Directory /Volumes/dbacademy/ops/labuser10983516_1758981184@vocareum_com/json_demo_files already exists. No action taken.
Directory /Volumes/dbacademy/ops/labuser10983516_1758981184@vocareum_com/xml_demo_files already exists. No action taken.
----------------------------------------------------------------------------------------



Created the main_users_target table.


Created the update_users_source table.


Created the new_users_source table.


Run the cell below to view your default catalog and schema. Notice that your default catalog is **dbacademy** and your default schema is your unique **labuser** schema.

**NOTE:** The default catalog and schema are pre-configured for you to avoid the need to specify the three-level name when writing your tables (i.e., catalog.schema.table).

In [0]:
SELECT current_catalog(), current_schema()

current_catalog(),current_schema()
dbacademy,labuser10983516_1758981184


## B. Preview the Current Delta table

1. Preview the **main_users_target** table (the target table to update). 

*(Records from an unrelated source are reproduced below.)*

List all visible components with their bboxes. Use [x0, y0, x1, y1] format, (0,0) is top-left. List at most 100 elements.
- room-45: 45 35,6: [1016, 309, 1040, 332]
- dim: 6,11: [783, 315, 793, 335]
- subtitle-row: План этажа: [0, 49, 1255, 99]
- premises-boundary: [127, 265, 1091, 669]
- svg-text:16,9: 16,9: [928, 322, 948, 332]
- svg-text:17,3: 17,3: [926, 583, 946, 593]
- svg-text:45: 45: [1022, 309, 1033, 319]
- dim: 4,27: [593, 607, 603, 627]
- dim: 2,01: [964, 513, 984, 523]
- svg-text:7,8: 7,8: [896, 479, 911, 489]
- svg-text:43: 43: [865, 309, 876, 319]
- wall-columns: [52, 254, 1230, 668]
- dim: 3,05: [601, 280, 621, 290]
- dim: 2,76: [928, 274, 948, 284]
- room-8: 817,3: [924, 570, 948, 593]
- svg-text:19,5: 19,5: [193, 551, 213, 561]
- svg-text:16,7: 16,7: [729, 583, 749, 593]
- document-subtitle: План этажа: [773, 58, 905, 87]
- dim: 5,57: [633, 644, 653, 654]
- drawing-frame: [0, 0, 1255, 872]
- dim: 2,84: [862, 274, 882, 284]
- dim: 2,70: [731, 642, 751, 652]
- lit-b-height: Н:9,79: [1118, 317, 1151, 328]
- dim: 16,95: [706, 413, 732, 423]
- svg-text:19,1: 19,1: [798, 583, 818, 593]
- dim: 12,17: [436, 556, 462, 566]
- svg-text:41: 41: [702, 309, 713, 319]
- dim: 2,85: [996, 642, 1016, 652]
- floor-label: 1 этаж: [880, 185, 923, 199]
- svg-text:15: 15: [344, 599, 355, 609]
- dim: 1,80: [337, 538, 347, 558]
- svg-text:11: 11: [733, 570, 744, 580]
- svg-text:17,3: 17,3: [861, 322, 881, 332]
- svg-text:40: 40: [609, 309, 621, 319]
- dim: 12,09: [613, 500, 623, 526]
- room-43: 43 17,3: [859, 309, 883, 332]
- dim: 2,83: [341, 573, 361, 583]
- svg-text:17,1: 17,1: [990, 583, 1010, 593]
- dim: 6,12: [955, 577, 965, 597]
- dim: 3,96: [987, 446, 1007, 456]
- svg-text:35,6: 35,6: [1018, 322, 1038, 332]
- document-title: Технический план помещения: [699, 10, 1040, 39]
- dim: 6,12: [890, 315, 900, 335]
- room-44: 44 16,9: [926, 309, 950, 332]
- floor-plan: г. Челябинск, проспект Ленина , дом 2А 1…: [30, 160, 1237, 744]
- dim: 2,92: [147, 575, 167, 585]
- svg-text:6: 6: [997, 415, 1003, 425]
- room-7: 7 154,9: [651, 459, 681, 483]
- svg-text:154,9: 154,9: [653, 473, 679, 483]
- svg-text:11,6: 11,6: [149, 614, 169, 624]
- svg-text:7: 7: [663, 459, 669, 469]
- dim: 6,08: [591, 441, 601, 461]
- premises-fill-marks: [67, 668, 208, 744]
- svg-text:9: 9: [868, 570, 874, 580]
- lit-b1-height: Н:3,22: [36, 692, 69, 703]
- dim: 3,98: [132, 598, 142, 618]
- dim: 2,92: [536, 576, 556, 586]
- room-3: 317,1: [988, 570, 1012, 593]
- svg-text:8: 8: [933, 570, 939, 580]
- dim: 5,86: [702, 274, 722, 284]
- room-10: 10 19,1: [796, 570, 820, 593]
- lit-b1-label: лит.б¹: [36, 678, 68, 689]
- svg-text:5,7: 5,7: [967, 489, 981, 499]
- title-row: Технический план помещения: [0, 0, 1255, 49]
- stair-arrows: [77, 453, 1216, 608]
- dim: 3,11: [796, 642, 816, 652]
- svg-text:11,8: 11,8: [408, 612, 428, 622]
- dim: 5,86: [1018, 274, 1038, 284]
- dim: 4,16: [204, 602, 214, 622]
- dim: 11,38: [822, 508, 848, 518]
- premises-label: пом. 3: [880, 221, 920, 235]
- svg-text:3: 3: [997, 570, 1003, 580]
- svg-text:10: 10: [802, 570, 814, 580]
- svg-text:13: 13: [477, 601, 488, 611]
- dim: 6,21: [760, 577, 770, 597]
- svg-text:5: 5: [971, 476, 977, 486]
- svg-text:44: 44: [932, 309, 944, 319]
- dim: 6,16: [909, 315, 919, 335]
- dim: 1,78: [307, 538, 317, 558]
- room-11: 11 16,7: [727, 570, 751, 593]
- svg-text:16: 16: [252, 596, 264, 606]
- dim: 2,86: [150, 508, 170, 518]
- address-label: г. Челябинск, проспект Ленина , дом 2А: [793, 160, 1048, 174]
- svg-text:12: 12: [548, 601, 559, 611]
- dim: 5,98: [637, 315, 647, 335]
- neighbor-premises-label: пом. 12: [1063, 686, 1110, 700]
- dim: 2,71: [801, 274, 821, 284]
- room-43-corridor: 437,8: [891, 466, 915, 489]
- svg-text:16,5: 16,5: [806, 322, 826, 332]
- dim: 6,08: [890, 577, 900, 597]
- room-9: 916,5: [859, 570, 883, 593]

    Notice that the table contains 4 rows of user information including their **id**, **first_name**, **email**, **sign_up_date**, and **status**. Each user's status is *current*.

In [0]:
SELECT * 
FROM main_users_target
ORDER BY id;

id,first_name,email,sign_up_date,status
1,Panagiotis,panagiotis@example.com,2024-01-01,current
2,Samarth,samarth@example.com,2024-01-05,current
3,Zebi,zebi@example.com,2024-01-10,current
4,Mark,mark@leadinst.com,2024-02-10,current


2. Preview the **update_users_source** table (the table to use to update the target). You can think of this as your incoming dataset that has arrived in cloud object storage. 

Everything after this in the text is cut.